Jurisprudence : précisions sur les périodes d'exposition à l'amiante ouvrant droit à l'ACAATA.

Cour de cassation, 2° chambre civile, 18 février 2010, n° 09-65944

> article du 31-01-2011

Un assuré a sollicité le bénéfice de l'allocation de cessation anticipée d'activité des travailleurs de l'amiante (ACAATA) auprès de la caisse régionale d'assurance maladie. Cette dernière a toutefois rejeté sa demande au motif qu'il ne justifiait pas de périodes d’exposition au risque suffisantes pour lui ouvrir droit au bénéfice de l’allocation. 

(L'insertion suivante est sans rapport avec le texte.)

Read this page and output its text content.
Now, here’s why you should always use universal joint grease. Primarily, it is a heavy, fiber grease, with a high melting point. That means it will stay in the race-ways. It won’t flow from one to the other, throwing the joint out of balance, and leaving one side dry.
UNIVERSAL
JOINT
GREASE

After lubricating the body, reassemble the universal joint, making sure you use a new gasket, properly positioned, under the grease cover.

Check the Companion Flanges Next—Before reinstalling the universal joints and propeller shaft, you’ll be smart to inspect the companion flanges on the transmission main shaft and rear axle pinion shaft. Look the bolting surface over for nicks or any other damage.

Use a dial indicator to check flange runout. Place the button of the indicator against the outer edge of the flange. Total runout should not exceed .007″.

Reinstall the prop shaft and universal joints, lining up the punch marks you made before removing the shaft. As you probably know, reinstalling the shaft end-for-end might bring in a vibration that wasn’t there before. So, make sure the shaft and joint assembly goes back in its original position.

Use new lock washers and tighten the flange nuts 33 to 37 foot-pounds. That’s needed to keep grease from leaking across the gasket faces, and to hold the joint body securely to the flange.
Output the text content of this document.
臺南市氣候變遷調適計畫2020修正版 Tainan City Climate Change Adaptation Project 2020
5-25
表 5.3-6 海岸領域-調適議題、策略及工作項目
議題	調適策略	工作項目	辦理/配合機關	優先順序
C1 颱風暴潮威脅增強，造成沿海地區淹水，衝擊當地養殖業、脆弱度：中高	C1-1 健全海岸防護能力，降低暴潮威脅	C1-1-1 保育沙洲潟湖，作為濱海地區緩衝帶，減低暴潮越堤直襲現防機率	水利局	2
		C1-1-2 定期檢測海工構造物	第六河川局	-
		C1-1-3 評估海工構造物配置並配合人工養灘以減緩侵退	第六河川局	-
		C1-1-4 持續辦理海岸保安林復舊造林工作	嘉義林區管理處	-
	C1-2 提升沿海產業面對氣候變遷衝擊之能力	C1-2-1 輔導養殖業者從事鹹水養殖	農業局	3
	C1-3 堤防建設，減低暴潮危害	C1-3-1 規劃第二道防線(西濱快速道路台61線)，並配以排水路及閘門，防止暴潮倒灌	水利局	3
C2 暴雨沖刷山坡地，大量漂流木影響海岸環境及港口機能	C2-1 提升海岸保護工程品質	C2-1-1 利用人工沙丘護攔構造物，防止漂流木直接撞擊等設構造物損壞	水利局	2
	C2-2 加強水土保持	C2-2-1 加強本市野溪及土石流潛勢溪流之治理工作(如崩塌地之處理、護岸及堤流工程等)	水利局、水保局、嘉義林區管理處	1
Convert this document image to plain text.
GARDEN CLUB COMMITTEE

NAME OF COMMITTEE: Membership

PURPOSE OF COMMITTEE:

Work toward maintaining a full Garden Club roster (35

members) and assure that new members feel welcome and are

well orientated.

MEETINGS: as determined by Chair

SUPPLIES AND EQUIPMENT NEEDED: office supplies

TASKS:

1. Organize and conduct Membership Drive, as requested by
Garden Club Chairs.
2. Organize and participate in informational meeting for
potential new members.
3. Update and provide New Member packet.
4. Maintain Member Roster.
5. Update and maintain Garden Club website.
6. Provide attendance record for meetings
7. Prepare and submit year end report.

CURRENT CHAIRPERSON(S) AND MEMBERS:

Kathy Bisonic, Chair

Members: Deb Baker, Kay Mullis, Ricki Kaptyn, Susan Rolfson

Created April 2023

La cour d'appel a contredit l'assurance maladie et fait droit à la demande de l'assuré sur le fondement de l’article 41 de la loi du 23 décembre 1998 qui "ne fait, selon elle, pas état de la nécessité d’avoir travaillé de façon continue et de la nécessité de justifier avec une précision extrême les dates exactes de l’exposition à un des métiers dans les conditions prévues par arrêté"; les juges du fond se sont appuyés également sur "les témoignages de deux des anciens collègues de M. X... attestant de l’accomplissement par celui-ci de travaux de réparation à bord de bateaux" pour en déduire que "M. X... a indéniablement été exposé à l’amiante, même s’il n’a pas travaillé en continu dans une activité de construction ou de réparation navales".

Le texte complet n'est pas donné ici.